5. The Law of the Old Testament explicitly forbids representation of the
invisible and ineffable God by means of "graven or molten image"
(Dt 27:15), because God transcends every material representation: "I am who
I am" (Ex 3:14). Yet in the mystery of the Incarnation, the Son of God
becomes visible in person: "When the fullness of time had come, God sent
forth his Son born of woman" (Gal 4:4). God became man in Jesus Christ, who
thus becomes "the central point of reference for an understanding of the
enigma of human existence, the created world and God himself".[6]
This prime epiphany of "God who is Mystery" is both an
encouragement and a challenge to Christians, also at the level of artistic
creativity. From it has come a flowering of beauty which has drawn its sap
precisely from the mystery of the Incarnation. In becoming man, the Son of God
has introduced into human history all the evangelical wealth of the true and the
good, and with this he has also unveiled a new dimension of beauty, of which the
Gospel message is filled to the brim.
Sacred Scripture has thus become a sort of "immense vocabulary"

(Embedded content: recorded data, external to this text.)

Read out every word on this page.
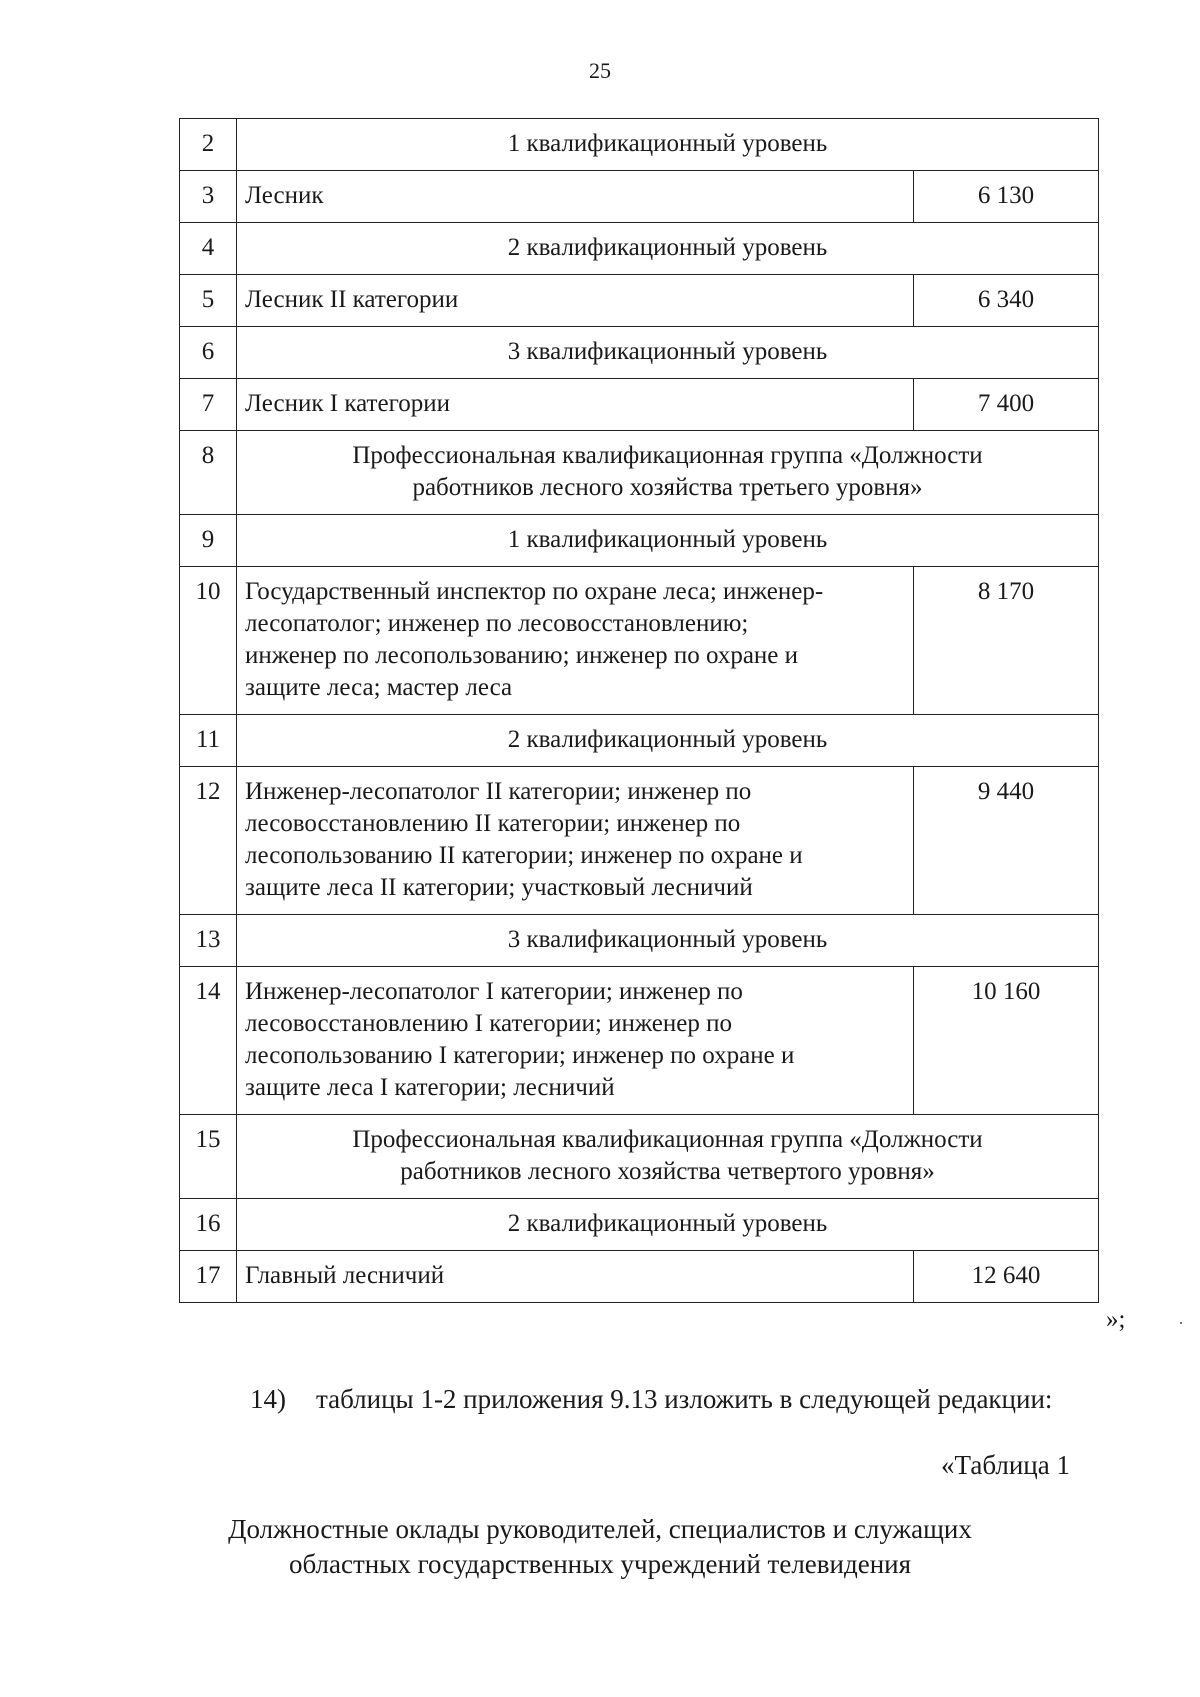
25
2	1 квалификационный уровень	
3	Лесник	6 130
4	2 квалификационный уровень	
5	Лесник II категории	6 340
6	3 квалификационный уровень	
7	Лесник I категории	7 400
8	Профессиональная квалификационная группа «Должности
работников лесного хозяйства третьего уровня»	

9	1 квалификационный уровень	
10	Государственный инспектор по охране леса; инженер-
лесопатолог; инженер по лесовосстановлению;
инженер по лесопользованию; инженер по охране и
защите леса; мастер леса	8 170
11	2 квалификационный уровень	
12	Инженер-лесопатолог II категории; инженер по
лесовосстановлению II категории; инженер по
лесопользованию II категории; инженер по охране и
защите леса II категории; участковый лесничий	9 440
13	3 квалификационный уровень	
14	Инженер-лесопатолог I категории; инженер по
лесовосстановлению I категории; инженер по
лесопользованию I категории; инженер по охране и
защите леса I категории; лесничий	10 160
15	Профессиональная квалификационная группа «Должности
работников лесного хозяйства четвертого уровня»	

16	2 квалификационный уровень	
17	Главный лесничий	12 640
»;
14) таблицы 1-2 приложения 9.13 изложить в следующей редакции:
«Таблица 1
Должностные оклады руководителей, специалистов и служащих
областных государственных учреждений телевидения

(Paul Claudel) and "iconographic atlas" (Marc Chagall), from which
both Christian culture and art have drawn. The Old Testament, read in the light
of the New, has provided endless streams of inspiration. From the stories of the
Creation and sin, the Flood, the cycle of the Patriarchs, the events of the
Exodus to so many other episodes and characters in the history of salvation, the
biblical text has fired the imagination of painters, poets, musicians,
playwrights and film-makers. A figure like Job, to take but one example, with
his searing and ever relevant question of suffering, still arouses an interest
which is not just philosophical but literary and artistic as well. And what
should we say of the New Testament? From the Nativity to Golgotha, from the
Transfiguration to the Resurrection, from the miracles to the teachings of
Christ, and on to the events recounted in the Acts of the Apostles or foreseen
by the Apocalypse in an eschatological key, on countless occasions the biblical
word has become image, music and poetry, evoking the mystery of "the Word
made flesh" in the language of art.
In the history of human culture, all of this is a rich chapter of faith and
beauty. Believers above all have gained from it in their experience of prayer
and Christian living. Indeed for many of them, in times when few could read or
write, representations of the Bible were a concrete mode of catechesis.[7] But
for everyone, believers or not, the works of art inspired by Scripture remain a
reflection of the unfathomable mystery which engulfs and inhabits the world.